For centuries Afghanistan was a backwater of the sprawling empires of history. Even the Great Game of the 19th century which later triggered the creation of many new states in this region largely ignored this land mass because it had nothing to offer anyone. It was not located on any of the trade routes of contiguous continents. It was landlocked, lacked an agricultural economy and offered no raw materials which could be exploited for imperialist purposes.
Left to fend for itself, Afghanistan’s multi-national tribal mosaic remained inimical to the rapid development of modern state structures. Under the shadow of the USSR, however, a beginning was made by the tribal monarchy in the 1950s. But the deepening cold war put paid to that. Convinced that the Soviets would eventually use Kabul as a stepping stone to the ‘warm waters’ of the Arabian sea and threaten its Middle Eastern oil, the US buttressed the countries in the crescent of containment — Turkey, Iran and Pakistan — and focussed on a new, Greater Game to contain the Soviet bear in Afghanistan.
In consequence, Raza Pahlavi’s overtures to President Daud coupled with Henry Kissinger’s visit to Kabul in 1976 with offers of aid created the perfect backdrop for the Soviet-inspired coup in 1978 which was followed by direct military intervention. The eruption of the Iranian revolution which deposed the Pahlavi policeman in the region only made the situation more desperate for the US.
Zia ul Haq’s longevity was thus immediately assured. A rag-tag band of Afghans was cobbled to create a resistance, fueled by the most ambitious pipeline of arms and funds the Western allies and ever assembled in recent decades. The doubly-threatened oil rich states of the Middle-East, led by Saudi Arabia, were also nudged to pitch in for the greater glory of the Islamic Ummah’s ‘jehad’ against the infidels.
With the demise of communism and the end of ideology, the Greater Game is now over. But the ‘Jihad’ is apparently alive and kicking. Consequently there may be no respite for the Afghan state — it seems fated to be the victim of an ‘Islamic Game’ at the hands of opportunistic neighbours and squabbling internal factions.
The recent agreement on Negative Symmetry between the US and USSR will end the supply of military and economic aid by both superpowers to the warring Afghan protagonists. Clearly, the logic of this development — by making war more difficult — is to strengthen the efforts of the United Nations to affect a negotiated, peaceful solution acceptable to all vested interests in the Afghan conflict.

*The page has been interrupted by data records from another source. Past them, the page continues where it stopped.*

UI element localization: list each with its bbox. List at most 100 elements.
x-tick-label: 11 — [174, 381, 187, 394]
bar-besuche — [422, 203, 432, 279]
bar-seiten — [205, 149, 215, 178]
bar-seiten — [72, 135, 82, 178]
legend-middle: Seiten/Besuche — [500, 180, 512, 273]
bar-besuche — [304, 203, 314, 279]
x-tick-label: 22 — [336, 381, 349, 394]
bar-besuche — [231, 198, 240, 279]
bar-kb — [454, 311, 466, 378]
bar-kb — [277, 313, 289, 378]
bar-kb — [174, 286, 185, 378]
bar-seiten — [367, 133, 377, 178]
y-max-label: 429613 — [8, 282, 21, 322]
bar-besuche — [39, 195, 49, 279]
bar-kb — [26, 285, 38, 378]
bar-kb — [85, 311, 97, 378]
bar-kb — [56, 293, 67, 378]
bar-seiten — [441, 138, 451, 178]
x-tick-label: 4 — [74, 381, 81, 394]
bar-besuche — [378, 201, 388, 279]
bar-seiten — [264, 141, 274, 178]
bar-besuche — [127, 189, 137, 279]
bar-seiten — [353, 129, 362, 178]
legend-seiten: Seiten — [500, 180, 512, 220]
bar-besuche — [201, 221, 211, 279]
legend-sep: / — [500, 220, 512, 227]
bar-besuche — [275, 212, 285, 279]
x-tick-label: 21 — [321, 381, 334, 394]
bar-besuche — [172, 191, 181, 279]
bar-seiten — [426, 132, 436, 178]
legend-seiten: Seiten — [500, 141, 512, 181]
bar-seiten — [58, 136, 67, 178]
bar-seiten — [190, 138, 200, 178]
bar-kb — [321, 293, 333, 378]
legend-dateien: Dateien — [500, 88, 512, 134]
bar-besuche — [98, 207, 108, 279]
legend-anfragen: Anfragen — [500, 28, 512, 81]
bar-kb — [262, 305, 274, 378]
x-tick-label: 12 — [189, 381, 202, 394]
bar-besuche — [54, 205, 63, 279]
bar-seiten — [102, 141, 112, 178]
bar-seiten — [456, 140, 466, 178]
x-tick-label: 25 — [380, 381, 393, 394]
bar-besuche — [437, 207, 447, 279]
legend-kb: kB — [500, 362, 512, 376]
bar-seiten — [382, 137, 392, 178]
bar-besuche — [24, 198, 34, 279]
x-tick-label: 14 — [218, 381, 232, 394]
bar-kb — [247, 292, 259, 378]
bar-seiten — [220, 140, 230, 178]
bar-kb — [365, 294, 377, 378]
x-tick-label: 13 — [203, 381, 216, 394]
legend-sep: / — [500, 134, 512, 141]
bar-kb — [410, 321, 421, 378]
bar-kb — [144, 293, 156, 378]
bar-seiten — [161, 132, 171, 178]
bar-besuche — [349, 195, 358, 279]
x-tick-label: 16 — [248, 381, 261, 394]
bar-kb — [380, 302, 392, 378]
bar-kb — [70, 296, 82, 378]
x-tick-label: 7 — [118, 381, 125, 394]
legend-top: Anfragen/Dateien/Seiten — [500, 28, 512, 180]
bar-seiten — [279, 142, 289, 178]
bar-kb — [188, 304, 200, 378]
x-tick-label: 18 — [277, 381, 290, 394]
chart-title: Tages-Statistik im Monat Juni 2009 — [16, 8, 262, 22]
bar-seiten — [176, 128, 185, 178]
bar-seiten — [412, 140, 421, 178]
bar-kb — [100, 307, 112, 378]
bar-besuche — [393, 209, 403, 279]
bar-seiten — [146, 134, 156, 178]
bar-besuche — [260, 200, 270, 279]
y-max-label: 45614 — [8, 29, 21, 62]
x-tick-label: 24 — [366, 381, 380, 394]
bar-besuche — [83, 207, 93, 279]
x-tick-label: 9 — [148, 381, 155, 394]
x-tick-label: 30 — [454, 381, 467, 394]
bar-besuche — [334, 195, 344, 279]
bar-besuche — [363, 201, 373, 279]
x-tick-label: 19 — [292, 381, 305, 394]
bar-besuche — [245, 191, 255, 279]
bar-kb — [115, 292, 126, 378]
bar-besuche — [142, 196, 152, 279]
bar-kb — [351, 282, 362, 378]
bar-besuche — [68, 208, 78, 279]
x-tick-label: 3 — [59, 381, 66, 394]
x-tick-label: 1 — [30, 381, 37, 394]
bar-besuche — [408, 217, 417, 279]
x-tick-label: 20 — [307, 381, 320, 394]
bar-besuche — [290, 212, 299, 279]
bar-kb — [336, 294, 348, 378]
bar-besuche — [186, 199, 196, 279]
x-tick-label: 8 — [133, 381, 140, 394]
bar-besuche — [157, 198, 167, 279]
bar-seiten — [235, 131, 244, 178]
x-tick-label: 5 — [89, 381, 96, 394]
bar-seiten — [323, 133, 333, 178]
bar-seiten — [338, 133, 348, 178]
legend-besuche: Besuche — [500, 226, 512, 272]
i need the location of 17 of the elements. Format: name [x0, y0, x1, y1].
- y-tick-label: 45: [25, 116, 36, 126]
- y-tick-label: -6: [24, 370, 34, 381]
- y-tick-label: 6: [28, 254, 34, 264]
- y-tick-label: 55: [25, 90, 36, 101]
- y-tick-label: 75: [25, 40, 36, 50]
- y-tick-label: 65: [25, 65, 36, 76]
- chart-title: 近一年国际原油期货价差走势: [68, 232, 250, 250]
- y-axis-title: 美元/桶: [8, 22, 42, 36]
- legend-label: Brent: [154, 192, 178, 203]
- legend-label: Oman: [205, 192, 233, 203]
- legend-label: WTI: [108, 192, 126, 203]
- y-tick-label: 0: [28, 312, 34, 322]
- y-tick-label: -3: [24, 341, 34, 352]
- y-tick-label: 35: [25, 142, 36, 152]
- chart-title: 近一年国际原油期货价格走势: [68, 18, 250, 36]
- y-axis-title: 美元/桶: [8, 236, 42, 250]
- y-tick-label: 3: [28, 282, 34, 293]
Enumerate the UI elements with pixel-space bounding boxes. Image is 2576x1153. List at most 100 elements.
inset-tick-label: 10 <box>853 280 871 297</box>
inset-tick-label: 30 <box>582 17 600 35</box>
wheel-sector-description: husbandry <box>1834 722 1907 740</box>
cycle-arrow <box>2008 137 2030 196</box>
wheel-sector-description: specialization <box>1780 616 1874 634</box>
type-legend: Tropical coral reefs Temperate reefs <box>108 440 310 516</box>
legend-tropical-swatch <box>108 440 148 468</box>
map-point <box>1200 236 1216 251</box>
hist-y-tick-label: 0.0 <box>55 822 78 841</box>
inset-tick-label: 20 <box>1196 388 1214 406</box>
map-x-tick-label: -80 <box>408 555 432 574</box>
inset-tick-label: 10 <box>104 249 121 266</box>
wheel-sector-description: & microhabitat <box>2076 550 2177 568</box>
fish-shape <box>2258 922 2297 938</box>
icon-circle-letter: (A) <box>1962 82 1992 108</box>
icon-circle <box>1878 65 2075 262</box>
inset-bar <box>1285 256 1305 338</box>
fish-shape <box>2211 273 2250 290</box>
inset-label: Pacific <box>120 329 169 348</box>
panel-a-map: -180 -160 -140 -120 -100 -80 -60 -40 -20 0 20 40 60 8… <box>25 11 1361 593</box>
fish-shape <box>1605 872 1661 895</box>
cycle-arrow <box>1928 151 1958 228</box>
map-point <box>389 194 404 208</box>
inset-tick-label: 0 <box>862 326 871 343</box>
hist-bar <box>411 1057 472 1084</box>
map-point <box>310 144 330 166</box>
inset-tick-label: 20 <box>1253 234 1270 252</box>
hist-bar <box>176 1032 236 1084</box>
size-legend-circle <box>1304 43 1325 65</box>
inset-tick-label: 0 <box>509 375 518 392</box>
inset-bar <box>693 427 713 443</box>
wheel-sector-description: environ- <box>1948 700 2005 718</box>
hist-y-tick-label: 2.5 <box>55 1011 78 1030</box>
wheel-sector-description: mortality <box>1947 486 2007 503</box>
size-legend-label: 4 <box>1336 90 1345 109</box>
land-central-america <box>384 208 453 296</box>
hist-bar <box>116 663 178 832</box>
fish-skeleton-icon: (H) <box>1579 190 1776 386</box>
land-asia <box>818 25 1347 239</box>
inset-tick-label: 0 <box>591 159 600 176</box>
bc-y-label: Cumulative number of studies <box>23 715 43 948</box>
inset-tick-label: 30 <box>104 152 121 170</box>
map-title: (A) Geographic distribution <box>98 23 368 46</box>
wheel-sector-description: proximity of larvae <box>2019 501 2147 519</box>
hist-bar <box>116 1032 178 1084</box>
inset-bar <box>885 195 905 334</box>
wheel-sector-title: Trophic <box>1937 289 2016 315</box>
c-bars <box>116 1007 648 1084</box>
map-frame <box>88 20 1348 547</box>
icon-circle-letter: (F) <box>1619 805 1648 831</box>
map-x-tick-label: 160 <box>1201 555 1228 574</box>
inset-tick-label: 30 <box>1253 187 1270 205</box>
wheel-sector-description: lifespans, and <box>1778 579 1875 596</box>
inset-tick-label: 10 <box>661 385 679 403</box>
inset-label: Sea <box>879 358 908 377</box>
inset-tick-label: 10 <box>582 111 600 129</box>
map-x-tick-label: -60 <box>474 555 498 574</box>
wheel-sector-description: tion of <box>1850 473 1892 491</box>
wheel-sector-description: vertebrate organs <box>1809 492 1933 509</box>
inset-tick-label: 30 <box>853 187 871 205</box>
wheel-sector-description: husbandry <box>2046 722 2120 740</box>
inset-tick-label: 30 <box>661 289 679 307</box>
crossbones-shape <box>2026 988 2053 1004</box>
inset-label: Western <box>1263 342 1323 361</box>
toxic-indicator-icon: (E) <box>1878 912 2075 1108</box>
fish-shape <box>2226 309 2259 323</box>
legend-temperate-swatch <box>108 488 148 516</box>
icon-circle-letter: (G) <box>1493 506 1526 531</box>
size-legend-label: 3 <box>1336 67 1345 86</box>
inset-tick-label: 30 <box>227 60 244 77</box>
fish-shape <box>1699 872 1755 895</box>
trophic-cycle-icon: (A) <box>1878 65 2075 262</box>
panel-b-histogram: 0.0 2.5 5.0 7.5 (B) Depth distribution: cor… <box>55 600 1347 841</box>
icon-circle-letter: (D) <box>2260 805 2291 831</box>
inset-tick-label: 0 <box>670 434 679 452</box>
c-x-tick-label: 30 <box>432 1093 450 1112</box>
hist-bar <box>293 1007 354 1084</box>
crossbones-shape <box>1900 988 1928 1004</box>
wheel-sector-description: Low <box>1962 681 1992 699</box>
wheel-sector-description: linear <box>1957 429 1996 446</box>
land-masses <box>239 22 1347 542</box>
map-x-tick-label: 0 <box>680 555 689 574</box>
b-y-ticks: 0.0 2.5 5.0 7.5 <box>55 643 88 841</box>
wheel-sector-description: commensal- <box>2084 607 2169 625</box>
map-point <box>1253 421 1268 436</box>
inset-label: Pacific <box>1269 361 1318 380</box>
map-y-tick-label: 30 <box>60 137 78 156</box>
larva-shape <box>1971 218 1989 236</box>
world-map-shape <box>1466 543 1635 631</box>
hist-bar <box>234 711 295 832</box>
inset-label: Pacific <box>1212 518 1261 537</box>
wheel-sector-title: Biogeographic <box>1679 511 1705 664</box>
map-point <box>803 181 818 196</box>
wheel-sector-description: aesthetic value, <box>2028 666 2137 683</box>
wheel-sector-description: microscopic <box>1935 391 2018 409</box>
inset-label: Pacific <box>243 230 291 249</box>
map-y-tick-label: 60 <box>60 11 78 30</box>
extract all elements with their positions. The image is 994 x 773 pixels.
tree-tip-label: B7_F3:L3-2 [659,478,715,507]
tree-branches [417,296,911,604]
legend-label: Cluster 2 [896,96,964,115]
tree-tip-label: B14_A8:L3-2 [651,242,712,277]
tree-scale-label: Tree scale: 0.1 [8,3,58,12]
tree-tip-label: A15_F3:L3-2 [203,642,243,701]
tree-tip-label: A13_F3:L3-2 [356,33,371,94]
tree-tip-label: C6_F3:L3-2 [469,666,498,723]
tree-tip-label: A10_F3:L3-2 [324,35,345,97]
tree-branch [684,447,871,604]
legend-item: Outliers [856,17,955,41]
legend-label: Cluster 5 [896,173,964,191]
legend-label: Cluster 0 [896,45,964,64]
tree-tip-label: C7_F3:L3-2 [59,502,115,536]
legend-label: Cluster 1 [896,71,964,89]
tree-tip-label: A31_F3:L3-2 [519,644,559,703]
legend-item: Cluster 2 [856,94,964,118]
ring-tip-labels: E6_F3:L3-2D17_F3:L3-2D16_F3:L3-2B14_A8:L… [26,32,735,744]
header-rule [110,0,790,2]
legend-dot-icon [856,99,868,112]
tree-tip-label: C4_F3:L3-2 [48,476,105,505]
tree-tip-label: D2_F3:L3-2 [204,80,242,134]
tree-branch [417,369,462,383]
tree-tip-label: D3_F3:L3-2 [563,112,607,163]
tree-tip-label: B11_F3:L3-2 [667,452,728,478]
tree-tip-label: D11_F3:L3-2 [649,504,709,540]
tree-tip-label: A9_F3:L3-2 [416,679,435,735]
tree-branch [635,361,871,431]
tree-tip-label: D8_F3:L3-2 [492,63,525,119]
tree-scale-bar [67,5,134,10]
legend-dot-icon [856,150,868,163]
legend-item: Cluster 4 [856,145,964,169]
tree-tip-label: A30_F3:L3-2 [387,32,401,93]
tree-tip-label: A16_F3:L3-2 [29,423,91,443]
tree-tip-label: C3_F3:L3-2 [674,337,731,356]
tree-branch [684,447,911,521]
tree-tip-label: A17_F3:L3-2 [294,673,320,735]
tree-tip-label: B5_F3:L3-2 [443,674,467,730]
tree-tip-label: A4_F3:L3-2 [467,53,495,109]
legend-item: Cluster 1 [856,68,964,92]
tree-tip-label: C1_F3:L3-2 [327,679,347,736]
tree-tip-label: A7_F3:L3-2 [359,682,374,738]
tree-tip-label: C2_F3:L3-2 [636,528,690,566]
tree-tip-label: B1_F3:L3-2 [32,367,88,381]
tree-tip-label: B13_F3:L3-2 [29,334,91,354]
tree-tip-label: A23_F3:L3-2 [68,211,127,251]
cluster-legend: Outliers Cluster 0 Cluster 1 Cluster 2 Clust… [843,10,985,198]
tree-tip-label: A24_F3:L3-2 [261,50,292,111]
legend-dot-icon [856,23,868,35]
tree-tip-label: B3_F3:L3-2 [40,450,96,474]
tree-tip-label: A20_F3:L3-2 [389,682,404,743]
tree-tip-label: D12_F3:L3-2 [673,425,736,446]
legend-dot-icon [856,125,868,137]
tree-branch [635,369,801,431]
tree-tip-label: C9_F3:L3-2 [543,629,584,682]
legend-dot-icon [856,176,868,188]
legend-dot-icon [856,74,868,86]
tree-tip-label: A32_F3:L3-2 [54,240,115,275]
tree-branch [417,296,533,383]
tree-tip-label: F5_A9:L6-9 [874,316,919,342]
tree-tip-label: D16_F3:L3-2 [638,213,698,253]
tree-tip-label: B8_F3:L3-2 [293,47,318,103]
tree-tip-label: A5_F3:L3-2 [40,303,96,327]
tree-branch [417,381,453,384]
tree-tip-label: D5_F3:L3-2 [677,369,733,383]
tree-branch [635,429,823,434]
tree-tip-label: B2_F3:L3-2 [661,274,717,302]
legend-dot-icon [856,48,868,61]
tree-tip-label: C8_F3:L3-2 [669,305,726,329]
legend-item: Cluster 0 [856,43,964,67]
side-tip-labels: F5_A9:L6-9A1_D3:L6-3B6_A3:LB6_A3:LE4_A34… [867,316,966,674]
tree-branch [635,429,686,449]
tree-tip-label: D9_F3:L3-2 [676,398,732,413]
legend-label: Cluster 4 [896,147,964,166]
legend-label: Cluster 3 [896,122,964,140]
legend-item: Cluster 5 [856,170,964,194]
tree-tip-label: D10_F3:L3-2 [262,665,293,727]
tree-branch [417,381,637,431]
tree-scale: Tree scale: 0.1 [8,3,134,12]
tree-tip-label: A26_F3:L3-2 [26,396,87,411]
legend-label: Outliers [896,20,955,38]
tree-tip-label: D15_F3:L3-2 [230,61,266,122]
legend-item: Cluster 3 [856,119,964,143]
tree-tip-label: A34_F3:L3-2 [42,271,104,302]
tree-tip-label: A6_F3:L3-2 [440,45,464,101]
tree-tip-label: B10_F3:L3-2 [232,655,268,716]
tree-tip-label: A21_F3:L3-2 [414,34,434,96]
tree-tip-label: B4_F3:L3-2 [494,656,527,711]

But there is another, more powerful, logic in contention. According to this, now is the moment to continue politics by other means — war — because the Saudis and the Pakistanis are not bound by the accord on Negative Symmetry to withhold assistance to the Afghan mujahideen. By militarily backing their favourites among the mujahideen, these powers say they should be able to secure a decisive edge over a relatively handicapped Najibullah and oust him from power. Accordingly, a military offensive to capture Gardez is already underway with the objective of provoking rebellion in Kabul.
This is a dangerous move. Chances are that, as in the past, a divided resistance may fail to capture Gardez. But even if the capture of Gardez acts as a catalyst to provoke a successful coup d’etat against Najibullah, we might ask ourselves: where do we go from there? To the negotiating table with a transitional regime in Kabul which is willing to talk to the United Nations on its terms? Most probably not. In the flush of victory and the scramble for power and territory, it is more than likely that the proponents of war will be recklessly spurred on to try and take Kabul.
Such a military strategy would undoubtedly derail the UN’s peace plans by sowing greater discord among the already fractious Afghan groups jealous of Messrs Hekmatyar & Co. It would also terminate Mr Akram Zaki’s painstaking Tripartite initiatives.
Neither Iran nor the other Afghan commanders, especially the powerful group led by Ahmad Shah Masoud in the north will countenance the capture of Kabul by the forces of Messrs Hekmatyar & Co. And Afghanistan will mot likely be partitioned among a number of warlords backed by ambitious neighbours like Iran, Pakistan and Soviet Muslim republic of Kazakhistan. In a new civil war, the enfeebled Afghan state may then disintegrate with a violence which will make Lebanese passions look like child’s play.
If Afghanistan is to survive as a country, its people must be given a reasonable chance to establish a new state structure according to the tribal pluralism of its society. Peace, not war, is a prerequisite for that. That is why Pakistan should exclusively support the Tripartite approach under the umbrella of the United Nations as the only way out.